Throughout the recent COVID-19 pandemic, the Liquid Cargo fleet kept rolling. The carrier kept all but a handful of its employees on the payroll and continued to meet the needs of its customers by providing the best possible transportation service.

From its headquarters in West Palm Beach, Florida, and dispatch offices in East Chicago, Indiana, and Pasadena, Texas, Liquid Cargo operates nearly 40 tractors and a large variety of tank trailers to transport acids, corrosives, cleaning compounds, industrial oil chemicals, and general hazardous and non-hazardous chemicals. US Container Depot, a division of Liquid Cargo Group, provides tank cleaning at its New Jersey location and a full range of tank container depot services at depots in the northeastern and southeastern United States.

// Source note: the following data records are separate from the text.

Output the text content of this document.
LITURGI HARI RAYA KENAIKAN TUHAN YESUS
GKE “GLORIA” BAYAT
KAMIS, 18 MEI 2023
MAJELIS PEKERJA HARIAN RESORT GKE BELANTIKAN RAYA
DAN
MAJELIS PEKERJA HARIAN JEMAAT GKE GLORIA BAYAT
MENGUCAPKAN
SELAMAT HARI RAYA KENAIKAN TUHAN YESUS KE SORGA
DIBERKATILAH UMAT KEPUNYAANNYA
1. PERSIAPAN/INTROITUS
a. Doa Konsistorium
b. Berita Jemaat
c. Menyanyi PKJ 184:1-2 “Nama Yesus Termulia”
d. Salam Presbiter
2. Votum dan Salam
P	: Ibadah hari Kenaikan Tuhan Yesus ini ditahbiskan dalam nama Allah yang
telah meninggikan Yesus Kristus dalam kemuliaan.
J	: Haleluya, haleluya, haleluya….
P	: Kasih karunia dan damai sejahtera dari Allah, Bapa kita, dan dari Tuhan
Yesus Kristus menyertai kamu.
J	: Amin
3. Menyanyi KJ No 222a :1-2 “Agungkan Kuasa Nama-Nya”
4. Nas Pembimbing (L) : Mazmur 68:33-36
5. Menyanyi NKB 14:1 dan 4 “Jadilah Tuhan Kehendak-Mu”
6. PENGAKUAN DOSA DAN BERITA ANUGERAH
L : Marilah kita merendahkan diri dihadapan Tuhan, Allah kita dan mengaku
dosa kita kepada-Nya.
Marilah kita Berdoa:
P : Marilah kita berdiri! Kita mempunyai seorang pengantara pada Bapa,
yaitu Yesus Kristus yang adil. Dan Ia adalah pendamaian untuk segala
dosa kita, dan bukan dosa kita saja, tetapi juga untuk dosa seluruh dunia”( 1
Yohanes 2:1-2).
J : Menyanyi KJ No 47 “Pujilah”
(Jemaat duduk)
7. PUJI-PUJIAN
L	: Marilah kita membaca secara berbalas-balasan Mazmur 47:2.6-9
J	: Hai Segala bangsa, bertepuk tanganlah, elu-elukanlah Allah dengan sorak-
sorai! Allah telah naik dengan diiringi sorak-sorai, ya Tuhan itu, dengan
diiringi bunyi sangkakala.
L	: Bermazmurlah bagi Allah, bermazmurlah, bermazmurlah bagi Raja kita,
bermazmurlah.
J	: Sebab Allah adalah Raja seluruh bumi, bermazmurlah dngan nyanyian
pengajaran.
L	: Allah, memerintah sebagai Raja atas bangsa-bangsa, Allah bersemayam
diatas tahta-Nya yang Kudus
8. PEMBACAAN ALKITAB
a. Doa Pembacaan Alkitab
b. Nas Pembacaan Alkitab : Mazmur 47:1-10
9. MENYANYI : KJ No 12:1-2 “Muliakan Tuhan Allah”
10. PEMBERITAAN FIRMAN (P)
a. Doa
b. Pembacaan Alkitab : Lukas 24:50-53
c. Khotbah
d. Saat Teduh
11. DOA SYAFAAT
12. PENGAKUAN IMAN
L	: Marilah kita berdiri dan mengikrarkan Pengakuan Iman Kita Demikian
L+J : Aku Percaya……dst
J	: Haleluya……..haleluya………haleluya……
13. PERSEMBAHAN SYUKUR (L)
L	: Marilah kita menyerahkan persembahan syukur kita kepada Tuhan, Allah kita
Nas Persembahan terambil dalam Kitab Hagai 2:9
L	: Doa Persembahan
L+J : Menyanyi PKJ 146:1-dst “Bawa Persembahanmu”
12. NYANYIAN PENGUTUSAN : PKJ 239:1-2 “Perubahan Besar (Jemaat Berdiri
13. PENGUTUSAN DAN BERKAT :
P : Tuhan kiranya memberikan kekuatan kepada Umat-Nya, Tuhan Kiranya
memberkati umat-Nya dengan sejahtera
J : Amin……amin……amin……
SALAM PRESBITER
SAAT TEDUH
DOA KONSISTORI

“So far, we’ve come through the pandemic in relatively good shape,” says Kevin Jackson, president of Liquid Cargo Group Inc. “One driver was diagnosed with COVID-19, and he was out sick for two weeks. Several others asked if they could park their trucks.

“Our business was off 30% to 40% at the height of the shelter-in-place orders, and we expect to be down 20% overall for the year. Driver utilization will be around 82% for the year.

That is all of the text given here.